I am trying to get a better understanding of how the quantifiers qualify predicate symbols. According to my understanding, the model provided here should cause the first formula to equate to false but the latter to true.
\begin{equation}\tag{1} \forall x R(x)\lor\forall x Q(x) \end{equation}
\begin{equation}\tag{2} \forall x (R(x)\lor Q(x)) \end{equation}
To construct a model (also known as an interpretation) where $(1)$ and $(2)$ are false, you need only find a truth assignment that makes them false. For example, you can assert that every instance of $R(x)$ and $Q(x)$ are false, namely $\forall x\lnot R(x)$ and $\forall x\lnot Q(x)$.
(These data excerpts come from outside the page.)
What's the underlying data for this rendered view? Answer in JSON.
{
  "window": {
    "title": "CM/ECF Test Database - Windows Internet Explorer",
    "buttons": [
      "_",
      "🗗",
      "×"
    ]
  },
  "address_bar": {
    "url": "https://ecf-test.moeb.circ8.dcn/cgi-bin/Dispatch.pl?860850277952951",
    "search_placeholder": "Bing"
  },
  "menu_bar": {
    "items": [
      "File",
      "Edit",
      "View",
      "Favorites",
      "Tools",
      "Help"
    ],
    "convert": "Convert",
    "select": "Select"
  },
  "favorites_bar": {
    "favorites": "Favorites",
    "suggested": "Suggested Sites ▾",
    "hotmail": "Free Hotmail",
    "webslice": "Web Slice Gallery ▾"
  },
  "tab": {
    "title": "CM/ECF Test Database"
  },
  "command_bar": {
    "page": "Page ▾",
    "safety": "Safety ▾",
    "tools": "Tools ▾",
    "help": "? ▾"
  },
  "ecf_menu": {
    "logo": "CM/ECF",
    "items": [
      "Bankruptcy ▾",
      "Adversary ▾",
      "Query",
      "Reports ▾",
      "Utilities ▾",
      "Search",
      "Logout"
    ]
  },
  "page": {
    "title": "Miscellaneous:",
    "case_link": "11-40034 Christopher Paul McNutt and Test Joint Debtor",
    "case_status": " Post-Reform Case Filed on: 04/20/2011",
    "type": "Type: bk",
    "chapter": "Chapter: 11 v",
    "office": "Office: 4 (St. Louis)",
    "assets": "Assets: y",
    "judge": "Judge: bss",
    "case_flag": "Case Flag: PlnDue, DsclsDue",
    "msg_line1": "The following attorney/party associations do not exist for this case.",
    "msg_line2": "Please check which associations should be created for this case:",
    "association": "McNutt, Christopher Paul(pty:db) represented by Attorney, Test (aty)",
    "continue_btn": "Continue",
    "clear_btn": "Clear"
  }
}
A simple model that makes (2) true but (1) false is the following: $R(a)=1$, $R(b)=0$, $Q(a)=0$, $Q(b)=1$. This means that there is an R(x) that is false, and a Q(x) that is too, so $(1)$ is false. However, since $Q(x)$ is true when $R(x)$ is false, and vice versa, $(2)$ is true.
I think this is what you were going for in your question, if it was, then your attempt is correct.